Object Classification and Shape Retrieval Based on 3D Object Surface

Abstract

This thesis proposes a machine learning based object classification method to recognize the object category when a single-view point cloud of an object surface is given. In addition, given multiple single-view surface point clouds capturing the shape of the object, a registration method that models the complete object shape is presented. Existing methods for object classification that use point clouds mostly depend on hand-crafted features. However, it is disadvantageous to use hand-crafted features in two aspects. First, they cannot fully utilize the raw data. Second, they lack extensibility in that they often require other types of feature such as surface normal. In this thesis, in order to circumvent these weaknesses, automatically learned features from voxelized grids of surface point clouds are used for classification. To this end, a deep learning architecture with Convolutional Neural Network (CNN) as a building block is proposed.

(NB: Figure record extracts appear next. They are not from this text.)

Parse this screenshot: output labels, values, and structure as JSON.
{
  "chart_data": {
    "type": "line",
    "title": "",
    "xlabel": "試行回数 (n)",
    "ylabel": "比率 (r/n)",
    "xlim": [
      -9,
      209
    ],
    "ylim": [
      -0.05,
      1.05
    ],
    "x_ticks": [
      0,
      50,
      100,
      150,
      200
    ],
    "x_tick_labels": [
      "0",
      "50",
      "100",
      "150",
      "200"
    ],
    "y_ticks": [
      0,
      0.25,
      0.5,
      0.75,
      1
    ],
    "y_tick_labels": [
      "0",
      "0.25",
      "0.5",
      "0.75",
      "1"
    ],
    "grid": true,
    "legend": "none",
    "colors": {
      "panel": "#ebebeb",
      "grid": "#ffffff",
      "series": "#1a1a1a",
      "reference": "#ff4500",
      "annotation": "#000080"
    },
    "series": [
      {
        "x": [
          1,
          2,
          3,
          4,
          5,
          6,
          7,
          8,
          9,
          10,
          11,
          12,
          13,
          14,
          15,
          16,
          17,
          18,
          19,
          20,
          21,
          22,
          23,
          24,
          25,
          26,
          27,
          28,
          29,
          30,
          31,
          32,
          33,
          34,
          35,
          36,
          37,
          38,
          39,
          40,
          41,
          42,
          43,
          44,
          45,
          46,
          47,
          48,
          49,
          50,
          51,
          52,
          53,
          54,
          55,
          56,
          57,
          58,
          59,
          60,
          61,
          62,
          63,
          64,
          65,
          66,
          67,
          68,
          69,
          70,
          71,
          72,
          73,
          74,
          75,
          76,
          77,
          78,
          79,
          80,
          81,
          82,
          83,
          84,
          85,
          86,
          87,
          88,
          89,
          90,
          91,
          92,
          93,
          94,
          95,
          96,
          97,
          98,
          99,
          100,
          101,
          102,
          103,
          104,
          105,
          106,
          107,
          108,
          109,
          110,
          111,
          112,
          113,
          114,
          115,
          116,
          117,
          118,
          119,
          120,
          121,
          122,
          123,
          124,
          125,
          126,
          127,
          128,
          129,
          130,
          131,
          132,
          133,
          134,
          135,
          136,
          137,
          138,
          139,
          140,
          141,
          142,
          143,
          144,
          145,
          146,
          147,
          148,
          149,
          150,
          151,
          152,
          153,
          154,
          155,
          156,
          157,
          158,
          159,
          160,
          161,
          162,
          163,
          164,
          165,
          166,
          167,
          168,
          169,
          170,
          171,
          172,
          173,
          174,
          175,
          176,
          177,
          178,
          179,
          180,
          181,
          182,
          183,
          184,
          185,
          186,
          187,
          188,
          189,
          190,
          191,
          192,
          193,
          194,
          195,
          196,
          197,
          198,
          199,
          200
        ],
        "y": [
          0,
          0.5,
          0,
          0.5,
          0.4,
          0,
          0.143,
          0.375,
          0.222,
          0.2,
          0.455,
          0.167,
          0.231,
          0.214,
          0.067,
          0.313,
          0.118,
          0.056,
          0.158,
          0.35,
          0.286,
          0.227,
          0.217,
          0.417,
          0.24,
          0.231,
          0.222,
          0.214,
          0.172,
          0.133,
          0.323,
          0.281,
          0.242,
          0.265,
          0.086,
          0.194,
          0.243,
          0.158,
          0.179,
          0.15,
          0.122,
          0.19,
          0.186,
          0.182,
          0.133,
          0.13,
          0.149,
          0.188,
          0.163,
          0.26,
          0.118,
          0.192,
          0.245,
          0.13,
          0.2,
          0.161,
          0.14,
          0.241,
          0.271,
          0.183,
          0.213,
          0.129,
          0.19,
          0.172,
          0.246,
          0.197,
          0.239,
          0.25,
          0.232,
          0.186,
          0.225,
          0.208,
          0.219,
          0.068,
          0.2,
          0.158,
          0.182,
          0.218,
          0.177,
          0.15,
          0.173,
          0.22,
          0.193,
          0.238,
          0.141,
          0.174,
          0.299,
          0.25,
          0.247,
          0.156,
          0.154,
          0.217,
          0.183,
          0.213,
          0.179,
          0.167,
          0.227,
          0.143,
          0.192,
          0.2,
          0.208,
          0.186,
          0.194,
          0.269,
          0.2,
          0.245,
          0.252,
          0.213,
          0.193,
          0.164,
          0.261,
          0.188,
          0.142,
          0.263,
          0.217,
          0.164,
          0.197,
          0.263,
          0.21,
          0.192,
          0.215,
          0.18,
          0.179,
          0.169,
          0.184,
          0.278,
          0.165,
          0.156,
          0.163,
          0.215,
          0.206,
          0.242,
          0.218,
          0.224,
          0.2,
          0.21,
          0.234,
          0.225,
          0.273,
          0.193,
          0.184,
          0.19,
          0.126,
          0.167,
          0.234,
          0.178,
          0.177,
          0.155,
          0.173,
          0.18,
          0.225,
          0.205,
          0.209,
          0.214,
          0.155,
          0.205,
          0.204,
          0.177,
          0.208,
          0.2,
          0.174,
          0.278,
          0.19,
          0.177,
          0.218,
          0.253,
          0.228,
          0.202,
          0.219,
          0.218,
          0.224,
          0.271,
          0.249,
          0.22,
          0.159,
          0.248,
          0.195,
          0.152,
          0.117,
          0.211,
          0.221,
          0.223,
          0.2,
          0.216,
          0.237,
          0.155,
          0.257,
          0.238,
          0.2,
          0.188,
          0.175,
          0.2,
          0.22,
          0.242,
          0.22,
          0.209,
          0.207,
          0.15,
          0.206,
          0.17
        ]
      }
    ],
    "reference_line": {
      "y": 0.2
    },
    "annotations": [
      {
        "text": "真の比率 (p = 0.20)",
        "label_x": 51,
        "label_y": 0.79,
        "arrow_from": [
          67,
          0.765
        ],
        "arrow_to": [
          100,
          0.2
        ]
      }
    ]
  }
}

However, most deep learning architectures suffer from the overfitting problem where the model fits even the stochastic noise in the training data. To reduce overfitting of the deep architecture, two types of non-random weight initialization methods are adopted. One is the initialization with the encoding stacks of a pre-trained de-noising Convolutional Auto-Encoder (DCAE) and the other is the initialization with the cluster centers learned by k-means clustering on a set of input data patches. Quantitative analysis shows that the suggested initialization methods reduce overfitting to a certain degree. The neural network is further designed to make predictions on the orientations of the surfaces as well as the class labels. It is shown analytically and quantitatively that this additional task improves the classification result. For the modeling of multiple single-view point clouds, a registration method that utilizes the Signature of Histogram of Orientation (SHOT) descriptors for correspondence association and Random Sample Consensus (RANSAC) algorithm for rigid transformation estimation is suggested. It is shown that by using the proposed RANSAC method to estimate the rigid transformations between successive point clouds and fine-tuning them by the Iterative Closest Point (ICP) algorithm, reliable object shape retrieval can be performed.